Il fallait être hier soir au Trocadéro, parmi la foule, afin de mettre des mots sur une souffrance qu’on ne savait plus nommer, pour espérer enfin malgré l’inquiétude.
Selon Woody Allen, même les paranoïaques peuvent avoir des ennemis. Aux autres aussi, il arrive de s’inquiéter, quand tous les faits mis bout à bout s’accumulent et qu’ainsi, l’évidence s’impose.
François d’Orcival, dans Le Figaro magazine du 31 janvier, titrait sur l’inquiétude des Juifs de France qui causait une migration vers Israël et l’hebdomadaire Actualité juive soulignait de même dans son numéro du 12 décembre dernier l’augmentation de ces départs de plus de 50% en 2013. Les raisons sont multiples, de la créativité du pays aux raisons spirituelles, de la vitalité économique à l’ensoleillement, de la joie de vivre à la sécurité. Oui, des Juifs ne se sentent plus en sécurité en France, et les assassinats de Toulouse y sont pour beaucoup, mais nombreux sont ceux qui se posent de sérieuses questions qu’il serait imprudent de balayer d’un revers de main. Il y a un sentiment de vulnérabilité qui inquiète et qui obère toute idée sereine d’avenir.
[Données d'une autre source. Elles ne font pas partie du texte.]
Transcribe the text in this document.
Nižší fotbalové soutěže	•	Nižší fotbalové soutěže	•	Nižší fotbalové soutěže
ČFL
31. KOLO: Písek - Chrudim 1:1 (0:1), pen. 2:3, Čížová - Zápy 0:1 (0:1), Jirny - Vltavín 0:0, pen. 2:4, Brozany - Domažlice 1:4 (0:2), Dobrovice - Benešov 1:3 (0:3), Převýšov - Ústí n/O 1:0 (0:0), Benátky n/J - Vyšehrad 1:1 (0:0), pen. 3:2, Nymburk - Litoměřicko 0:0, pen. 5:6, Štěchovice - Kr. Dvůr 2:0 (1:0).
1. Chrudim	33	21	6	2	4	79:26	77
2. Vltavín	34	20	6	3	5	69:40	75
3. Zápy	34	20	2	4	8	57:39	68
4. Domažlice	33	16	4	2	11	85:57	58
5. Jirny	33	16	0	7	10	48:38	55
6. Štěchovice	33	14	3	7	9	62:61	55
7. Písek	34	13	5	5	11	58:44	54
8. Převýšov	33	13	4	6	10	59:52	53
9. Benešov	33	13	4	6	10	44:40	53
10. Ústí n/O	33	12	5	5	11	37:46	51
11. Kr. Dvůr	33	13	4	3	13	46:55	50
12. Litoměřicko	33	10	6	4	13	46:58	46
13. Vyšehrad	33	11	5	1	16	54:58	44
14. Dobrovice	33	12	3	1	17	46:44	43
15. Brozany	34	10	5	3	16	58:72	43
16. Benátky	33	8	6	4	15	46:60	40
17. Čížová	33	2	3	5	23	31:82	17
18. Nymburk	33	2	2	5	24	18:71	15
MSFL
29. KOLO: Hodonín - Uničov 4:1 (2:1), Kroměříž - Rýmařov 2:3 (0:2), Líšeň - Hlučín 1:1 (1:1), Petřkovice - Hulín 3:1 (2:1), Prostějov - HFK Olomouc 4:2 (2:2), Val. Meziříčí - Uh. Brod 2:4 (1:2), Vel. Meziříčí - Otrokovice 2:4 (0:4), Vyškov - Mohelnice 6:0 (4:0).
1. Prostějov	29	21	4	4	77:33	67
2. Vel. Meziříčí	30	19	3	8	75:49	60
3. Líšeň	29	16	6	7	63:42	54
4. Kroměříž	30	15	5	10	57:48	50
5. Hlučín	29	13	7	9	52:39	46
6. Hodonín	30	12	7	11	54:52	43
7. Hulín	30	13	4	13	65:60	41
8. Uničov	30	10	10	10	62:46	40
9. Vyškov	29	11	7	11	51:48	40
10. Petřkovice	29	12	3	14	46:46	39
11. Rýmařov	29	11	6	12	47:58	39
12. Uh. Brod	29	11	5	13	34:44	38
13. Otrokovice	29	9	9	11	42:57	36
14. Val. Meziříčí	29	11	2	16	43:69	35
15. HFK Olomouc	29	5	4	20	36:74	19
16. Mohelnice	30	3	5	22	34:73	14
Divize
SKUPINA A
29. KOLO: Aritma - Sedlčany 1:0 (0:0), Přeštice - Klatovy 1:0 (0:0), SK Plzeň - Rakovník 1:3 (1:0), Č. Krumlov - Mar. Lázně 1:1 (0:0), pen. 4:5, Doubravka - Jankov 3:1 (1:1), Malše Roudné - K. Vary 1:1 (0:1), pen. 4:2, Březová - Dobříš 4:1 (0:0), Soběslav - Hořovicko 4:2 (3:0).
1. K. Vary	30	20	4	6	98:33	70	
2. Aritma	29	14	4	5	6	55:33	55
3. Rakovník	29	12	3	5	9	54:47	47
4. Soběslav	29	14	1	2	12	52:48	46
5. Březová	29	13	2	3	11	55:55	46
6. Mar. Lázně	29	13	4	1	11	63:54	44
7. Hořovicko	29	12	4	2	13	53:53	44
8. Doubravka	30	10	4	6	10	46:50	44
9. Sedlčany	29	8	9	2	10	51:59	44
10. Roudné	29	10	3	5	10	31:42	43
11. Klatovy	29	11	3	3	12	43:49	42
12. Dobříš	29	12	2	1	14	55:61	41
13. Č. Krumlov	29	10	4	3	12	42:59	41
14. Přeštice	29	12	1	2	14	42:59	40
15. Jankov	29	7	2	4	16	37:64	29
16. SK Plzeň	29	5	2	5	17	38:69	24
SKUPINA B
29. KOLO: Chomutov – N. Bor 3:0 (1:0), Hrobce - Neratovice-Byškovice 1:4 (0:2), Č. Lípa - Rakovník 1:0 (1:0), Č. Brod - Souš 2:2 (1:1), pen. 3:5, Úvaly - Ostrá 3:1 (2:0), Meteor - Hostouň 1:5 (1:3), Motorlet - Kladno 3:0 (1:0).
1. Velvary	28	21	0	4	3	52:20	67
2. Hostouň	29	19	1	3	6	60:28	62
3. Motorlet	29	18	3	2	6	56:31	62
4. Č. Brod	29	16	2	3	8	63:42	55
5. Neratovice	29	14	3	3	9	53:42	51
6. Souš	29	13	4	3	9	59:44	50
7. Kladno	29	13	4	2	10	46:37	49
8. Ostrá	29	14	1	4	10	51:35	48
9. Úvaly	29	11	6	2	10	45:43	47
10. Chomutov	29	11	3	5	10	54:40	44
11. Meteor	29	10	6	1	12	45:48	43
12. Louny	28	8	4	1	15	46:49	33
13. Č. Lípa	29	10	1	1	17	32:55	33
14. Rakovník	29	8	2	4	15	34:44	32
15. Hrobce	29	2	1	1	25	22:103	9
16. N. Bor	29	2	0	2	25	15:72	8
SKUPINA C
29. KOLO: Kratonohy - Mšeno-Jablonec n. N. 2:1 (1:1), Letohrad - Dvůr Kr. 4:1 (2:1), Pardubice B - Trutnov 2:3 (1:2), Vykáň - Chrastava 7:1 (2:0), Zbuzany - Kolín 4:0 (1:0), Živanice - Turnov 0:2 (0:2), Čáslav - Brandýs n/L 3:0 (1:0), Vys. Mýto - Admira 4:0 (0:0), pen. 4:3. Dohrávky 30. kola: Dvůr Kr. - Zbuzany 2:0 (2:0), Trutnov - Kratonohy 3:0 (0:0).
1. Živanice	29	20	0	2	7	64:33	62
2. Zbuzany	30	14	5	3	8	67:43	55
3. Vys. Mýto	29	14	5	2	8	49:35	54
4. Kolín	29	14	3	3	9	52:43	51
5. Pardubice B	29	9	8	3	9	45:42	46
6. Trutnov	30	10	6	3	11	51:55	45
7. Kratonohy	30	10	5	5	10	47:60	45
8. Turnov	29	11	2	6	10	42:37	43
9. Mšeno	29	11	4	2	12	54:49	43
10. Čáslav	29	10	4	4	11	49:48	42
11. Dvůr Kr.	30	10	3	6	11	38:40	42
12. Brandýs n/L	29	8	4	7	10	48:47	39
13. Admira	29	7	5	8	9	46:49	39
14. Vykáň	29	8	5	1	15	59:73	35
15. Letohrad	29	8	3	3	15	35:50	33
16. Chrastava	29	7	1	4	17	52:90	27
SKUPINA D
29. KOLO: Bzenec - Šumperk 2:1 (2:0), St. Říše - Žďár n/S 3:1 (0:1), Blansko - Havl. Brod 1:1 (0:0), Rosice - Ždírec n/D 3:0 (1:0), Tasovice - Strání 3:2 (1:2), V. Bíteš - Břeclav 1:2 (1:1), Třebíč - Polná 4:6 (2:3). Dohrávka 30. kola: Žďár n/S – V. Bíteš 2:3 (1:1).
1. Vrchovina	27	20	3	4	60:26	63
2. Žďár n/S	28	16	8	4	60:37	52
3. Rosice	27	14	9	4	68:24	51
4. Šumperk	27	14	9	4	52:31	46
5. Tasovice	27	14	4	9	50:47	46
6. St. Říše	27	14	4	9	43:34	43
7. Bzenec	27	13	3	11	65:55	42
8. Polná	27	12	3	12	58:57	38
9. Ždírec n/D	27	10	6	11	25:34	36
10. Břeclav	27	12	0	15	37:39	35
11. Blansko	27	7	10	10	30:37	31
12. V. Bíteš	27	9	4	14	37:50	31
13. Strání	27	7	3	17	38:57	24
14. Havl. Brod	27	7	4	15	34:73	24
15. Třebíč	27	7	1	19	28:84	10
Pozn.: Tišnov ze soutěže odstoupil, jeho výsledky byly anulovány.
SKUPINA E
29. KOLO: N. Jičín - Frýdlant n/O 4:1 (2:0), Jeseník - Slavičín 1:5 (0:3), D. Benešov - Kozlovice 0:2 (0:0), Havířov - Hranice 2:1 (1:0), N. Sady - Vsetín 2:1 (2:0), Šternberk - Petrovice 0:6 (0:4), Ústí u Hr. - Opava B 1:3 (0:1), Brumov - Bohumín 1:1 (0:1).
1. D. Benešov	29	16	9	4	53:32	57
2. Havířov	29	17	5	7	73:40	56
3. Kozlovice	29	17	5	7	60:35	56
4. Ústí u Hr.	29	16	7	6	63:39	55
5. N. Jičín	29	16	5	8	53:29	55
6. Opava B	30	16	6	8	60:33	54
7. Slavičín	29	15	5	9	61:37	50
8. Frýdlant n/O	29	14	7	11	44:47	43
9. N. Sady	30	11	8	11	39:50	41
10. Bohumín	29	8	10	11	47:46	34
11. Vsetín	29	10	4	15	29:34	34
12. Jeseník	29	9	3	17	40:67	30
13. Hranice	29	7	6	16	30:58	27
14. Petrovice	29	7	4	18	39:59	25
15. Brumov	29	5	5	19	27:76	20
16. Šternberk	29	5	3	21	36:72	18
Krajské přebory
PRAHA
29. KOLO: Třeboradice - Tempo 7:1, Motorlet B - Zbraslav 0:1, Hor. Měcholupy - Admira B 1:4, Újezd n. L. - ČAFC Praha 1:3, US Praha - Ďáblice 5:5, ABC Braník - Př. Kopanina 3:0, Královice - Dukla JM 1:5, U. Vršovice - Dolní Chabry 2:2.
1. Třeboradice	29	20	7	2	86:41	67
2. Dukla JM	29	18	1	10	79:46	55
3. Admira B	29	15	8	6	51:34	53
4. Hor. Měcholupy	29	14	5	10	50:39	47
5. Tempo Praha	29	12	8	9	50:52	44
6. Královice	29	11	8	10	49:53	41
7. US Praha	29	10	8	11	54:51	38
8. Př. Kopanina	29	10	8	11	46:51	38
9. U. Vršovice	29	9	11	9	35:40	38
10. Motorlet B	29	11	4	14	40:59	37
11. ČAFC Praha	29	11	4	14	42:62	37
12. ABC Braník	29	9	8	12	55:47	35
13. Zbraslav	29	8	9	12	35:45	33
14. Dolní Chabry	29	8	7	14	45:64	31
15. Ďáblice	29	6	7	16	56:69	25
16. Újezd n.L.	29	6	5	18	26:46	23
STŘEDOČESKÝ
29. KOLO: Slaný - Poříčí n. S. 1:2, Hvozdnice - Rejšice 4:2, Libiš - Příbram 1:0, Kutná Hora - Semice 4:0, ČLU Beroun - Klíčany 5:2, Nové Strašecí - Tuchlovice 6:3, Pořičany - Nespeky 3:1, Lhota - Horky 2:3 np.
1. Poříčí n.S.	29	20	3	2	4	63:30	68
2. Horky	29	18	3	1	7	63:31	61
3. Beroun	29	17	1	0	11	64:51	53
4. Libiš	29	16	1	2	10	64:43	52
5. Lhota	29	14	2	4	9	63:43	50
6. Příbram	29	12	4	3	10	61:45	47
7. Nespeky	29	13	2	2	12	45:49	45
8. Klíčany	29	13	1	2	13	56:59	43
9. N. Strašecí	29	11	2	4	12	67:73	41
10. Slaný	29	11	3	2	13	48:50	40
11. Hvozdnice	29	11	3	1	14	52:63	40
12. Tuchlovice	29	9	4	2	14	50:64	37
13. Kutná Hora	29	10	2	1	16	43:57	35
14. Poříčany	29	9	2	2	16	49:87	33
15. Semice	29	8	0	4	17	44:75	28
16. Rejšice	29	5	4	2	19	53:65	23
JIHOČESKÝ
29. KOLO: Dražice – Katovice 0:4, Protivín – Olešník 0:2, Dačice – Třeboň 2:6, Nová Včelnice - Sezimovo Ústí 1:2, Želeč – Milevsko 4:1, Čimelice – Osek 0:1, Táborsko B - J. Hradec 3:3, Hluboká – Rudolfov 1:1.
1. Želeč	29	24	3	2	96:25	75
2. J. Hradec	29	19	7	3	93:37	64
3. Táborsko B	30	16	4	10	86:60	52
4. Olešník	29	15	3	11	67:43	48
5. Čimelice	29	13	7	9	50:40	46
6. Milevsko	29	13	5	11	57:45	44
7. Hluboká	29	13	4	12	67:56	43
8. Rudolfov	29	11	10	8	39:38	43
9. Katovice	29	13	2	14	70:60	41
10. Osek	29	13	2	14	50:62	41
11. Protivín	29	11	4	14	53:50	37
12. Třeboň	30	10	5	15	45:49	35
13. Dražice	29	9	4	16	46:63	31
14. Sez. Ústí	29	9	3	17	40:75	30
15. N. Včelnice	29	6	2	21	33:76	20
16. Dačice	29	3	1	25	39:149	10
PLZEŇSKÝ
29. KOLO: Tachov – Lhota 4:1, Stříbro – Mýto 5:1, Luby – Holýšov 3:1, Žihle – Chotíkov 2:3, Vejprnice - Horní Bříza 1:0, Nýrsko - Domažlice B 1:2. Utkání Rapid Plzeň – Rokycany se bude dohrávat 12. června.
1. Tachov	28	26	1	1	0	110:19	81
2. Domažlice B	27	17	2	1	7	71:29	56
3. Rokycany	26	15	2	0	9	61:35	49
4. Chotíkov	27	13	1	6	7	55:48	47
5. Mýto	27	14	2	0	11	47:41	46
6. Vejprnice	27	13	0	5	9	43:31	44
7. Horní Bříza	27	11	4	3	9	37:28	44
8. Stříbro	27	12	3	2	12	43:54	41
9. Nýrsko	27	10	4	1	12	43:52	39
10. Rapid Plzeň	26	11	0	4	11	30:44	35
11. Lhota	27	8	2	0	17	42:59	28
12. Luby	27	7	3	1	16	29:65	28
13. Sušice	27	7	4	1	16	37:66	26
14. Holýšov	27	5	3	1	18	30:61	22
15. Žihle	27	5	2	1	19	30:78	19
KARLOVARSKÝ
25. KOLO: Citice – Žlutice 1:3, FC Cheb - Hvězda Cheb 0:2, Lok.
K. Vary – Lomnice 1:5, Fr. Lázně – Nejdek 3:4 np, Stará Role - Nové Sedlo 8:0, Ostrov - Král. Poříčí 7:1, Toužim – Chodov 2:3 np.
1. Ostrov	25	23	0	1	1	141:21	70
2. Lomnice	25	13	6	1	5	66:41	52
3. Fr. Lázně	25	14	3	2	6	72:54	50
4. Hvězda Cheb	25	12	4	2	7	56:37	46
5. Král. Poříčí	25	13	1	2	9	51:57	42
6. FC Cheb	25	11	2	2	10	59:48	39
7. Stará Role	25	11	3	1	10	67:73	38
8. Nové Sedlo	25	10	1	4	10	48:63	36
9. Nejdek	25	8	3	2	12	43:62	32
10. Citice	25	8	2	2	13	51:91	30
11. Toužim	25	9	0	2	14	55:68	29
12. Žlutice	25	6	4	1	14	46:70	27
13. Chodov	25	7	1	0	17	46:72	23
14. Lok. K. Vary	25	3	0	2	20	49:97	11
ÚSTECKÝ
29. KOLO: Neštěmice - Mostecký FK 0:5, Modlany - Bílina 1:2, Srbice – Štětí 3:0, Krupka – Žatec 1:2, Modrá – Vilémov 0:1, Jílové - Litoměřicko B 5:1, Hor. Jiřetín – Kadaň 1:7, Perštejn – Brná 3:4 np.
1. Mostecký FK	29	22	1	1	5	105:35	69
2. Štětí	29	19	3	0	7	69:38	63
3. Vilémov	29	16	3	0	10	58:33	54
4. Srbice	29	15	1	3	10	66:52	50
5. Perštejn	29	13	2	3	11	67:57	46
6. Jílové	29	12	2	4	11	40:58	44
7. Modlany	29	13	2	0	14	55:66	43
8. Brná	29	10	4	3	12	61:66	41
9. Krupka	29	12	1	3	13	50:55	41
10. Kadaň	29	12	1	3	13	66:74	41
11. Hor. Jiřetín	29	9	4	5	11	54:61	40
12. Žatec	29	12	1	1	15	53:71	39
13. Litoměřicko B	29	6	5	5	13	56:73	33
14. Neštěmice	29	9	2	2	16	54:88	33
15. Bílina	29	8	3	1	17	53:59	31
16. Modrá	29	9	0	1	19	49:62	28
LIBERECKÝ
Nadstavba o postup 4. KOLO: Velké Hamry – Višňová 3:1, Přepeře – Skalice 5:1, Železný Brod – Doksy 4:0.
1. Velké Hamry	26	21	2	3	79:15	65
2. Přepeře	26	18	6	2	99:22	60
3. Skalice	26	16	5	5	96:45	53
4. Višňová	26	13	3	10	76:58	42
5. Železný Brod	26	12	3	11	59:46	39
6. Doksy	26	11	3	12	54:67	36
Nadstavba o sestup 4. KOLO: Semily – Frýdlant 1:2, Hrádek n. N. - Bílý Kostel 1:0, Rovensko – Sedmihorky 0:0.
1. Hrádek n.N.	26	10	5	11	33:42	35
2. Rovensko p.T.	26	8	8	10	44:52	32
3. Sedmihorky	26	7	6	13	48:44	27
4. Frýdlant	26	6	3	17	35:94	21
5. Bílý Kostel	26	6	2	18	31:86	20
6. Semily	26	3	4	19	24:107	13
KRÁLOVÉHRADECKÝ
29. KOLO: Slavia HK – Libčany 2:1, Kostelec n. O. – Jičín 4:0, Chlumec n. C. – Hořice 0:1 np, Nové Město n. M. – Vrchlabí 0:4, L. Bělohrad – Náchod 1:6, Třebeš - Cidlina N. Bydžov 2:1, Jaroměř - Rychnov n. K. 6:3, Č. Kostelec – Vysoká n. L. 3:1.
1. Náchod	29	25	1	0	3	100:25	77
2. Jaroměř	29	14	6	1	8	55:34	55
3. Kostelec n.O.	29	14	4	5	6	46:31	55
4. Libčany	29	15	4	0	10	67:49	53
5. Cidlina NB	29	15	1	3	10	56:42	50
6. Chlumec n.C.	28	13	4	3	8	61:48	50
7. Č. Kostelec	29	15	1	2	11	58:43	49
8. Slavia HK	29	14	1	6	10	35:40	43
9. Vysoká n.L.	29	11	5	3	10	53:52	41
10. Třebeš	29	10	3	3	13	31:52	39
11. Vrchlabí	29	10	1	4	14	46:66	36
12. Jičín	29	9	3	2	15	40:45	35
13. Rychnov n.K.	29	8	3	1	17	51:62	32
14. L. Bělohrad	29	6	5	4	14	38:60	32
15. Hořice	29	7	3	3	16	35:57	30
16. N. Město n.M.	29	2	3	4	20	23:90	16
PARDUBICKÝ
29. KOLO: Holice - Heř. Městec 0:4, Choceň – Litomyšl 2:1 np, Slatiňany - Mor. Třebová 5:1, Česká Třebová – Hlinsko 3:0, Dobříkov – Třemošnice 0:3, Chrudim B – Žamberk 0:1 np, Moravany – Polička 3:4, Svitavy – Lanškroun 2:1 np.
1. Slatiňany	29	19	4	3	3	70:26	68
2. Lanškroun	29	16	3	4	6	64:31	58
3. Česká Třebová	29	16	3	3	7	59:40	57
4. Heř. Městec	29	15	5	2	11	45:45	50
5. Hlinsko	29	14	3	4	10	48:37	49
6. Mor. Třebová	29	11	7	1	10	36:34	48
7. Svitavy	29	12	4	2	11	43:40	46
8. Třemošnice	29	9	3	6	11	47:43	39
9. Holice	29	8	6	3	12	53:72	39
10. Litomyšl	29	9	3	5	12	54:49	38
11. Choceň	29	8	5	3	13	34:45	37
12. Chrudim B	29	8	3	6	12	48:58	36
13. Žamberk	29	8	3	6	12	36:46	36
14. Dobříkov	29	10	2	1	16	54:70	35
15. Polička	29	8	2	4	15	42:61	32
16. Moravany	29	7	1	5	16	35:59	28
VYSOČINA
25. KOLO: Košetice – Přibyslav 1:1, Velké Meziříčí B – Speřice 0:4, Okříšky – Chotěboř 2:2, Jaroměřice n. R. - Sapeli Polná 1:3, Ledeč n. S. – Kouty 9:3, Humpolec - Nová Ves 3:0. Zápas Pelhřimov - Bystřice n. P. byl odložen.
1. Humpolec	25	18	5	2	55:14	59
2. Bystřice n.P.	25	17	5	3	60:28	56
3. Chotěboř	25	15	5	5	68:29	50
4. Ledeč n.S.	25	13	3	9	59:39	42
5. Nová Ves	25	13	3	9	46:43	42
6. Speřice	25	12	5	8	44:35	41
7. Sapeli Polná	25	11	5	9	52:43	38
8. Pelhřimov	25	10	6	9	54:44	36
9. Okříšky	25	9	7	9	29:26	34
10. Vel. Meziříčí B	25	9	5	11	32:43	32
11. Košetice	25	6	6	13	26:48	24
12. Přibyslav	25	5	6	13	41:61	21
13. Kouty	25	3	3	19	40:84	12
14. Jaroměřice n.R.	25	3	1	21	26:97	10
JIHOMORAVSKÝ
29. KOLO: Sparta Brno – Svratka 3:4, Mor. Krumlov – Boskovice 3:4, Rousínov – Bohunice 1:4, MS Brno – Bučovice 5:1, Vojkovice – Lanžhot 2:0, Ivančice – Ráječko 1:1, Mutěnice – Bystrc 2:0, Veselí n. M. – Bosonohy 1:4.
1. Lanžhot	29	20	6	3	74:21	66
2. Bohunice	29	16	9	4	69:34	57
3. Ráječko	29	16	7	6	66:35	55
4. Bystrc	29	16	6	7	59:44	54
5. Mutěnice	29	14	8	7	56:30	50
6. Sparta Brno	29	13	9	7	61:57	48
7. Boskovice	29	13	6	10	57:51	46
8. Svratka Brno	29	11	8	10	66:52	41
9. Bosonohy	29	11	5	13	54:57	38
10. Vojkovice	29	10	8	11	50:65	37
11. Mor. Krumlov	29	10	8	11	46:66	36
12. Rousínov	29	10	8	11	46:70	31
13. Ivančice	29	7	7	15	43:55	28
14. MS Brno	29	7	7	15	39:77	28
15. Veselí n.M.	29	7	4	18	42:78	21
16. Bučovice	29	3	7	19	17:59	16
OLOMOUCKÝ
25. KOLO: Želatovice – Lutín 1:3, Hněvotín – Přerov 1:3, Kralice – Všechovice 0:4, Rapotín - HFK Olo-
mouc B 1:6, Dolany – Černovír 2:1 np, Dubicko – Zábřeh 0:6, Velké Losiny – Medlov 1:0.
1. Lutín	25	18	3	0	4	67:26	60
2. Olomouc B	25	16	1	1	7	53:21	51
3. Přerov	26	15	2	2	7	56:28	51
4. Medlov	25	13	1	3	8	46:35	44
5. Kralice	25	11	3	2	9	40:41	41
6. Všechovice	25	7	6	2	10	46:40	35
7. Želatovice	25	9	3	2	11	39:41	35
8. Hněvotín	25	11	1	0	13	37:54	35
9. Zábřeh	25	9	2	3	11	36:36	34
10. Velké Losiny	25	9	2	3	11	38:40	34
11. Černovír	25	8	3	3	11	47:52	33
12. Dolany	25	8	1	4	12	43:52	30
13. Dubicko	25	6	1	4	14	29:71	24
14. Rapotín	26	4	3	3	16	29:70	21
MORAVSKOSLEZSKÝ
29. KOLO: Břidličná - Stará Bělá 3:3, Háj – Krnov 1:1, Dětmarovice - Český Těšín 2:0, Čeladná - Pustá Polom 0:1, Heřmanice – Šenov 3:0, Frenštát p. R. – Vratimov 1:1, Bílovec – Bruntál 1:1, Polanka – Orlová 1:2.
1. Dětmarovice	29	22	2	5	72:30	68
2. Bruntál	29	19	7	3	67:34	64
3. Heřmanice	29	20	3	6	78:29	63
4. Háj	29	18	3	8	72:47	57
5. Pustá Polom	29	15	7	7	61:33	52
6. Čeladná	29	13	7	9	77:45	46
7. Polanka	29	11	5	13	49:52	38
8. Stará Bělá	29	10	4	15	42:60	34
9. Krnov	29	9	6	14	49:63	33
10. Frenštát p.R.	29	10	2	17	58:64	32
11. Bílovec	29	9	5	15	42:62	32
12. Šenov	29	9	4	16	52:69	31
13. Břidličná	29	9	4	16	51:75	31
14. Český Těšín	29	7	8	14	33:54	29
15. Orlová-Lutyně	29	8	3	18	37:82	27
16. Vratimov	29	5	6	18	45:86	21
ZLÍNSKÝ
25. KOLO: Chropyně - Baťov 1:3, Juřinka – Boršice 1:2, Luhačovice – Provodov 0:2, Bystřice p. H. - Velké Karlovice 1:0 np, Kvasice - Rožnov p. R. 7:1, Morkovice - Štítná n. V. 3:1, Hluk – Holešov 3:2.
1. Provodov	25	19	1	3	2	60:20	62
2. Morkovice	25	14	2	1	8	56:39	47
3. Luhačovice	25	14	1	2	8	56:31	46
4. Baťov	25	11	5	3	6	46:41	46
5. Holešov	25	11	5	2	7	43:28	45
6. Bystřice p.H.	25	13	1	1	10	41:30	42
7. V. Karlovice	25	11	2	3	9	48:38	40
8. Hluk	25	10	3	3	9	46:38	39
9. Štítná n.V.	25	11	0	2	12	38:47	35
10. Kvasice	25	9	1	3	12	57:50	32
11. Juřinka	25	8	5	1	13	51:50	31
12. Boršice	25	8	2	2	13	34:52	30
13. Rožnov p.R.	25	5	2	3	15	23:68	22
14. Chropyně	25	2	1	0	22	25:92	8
Ainsi, l’Assemblée parlementaire du Conseil de l’Europe, qui heureusement n’est pas le Conseil lui-même, s’obstine par une résolution à inviter ses États membres à prévenir les "violations de l’intégrité physique des enfants". La circoncision est explicitement visée car elle violerait les droits de l’enfant par la pratique d’un tel acte pour une raison religieuse à un âge où tout consentement est impossible. La résolution appelait plus précisément, et de manière quelque peu incohérente, les Etats membres à "définir clairement les conditions médicales, sanitaires et autres à respecter s’agissant des pratiques qui sont aujourd’hui largement répandues dans certaines communautés religieuses, telles que la circoncision médicalement non justifiée des jeunes garçons".
Cet appel est autant un défi aux fondements de la raison qu’à ceux de la foi.
Un défi à la raison, tout d’abord, car dans cette pseudo-logique, pourquoi s’en tenir à la seule circoncision ? Quelle est la vocation des parents, dans tous les domaines et pas seulement dans celui de la foi, sinon celle d’éduquer ou de guider l’éducation de leurs enfants, depuis leur plus jeune âge ? Qui peut s’y substituer ? Et pire, peut-on imaginer qu’avant l’âge de raison, l’enfant doive rester une page blanche, aveugle, sourde et muette, pour que nulle influence prématurée ne viole ses droits ? Pourquoi plonger le nourrisson dans un bain linguistique donné, et lui imposer le choix d’un idiome et de ce fait, de tout l’appareil culturel que chacun véhicule : jetons le bébé avec la langue du bain ! Jusqu’à quel âge interdire toute parole, écoute, école, lecture et toute forme de pratique culturelle ou religieuse ? Pour les enfants, pas de catéchisme, de medersa ou de talmud torah, et pas d’avantage de laïcité ? Juste rien, puis, la raison advenue, par l’opération d’un esprit sanctifié par sa vacuité même, l’édifice de la conscience s’érigera spontanément sur des fondations inexistantes ? Quelle culture pourrait être ainsi transmise ? De plus, passons sur la trouble confusion créée entre circoncision, tatouages, piercing et excision pour plutôt m’étonner d’un argument de ceux qui défendent l’acte de la circoncision en expliquant que ce geste est bon pour la lutte contre les MST ou le sida. Mais c’est nier la possibilité d’un geste purement religieux, sans avantage collatéral, c’est interdire la foi qui ne serait pas soumise à la raison. Ce n’est pas une posture respectueuse de la foi, car ce n’est pas une posture laïque. Si un croyant, quelle que soit sa religion, pose un acte, il doit pouvoir se suffire de sa volonté de respecter ce qu’il pense être la parole divine sans avoir à justifier aux yeux de la société d’un bienfait pour elle. Et quand bien même la circoncision serait pratiquée à une grande échelle, comme aux Etats-Unis, et quand bien même aurait-elle des avantages médicaux reconnus, c’est la volonté de chacun, pour les raisons qui sont les siennes, religieuses ou non, qui doit faire sens.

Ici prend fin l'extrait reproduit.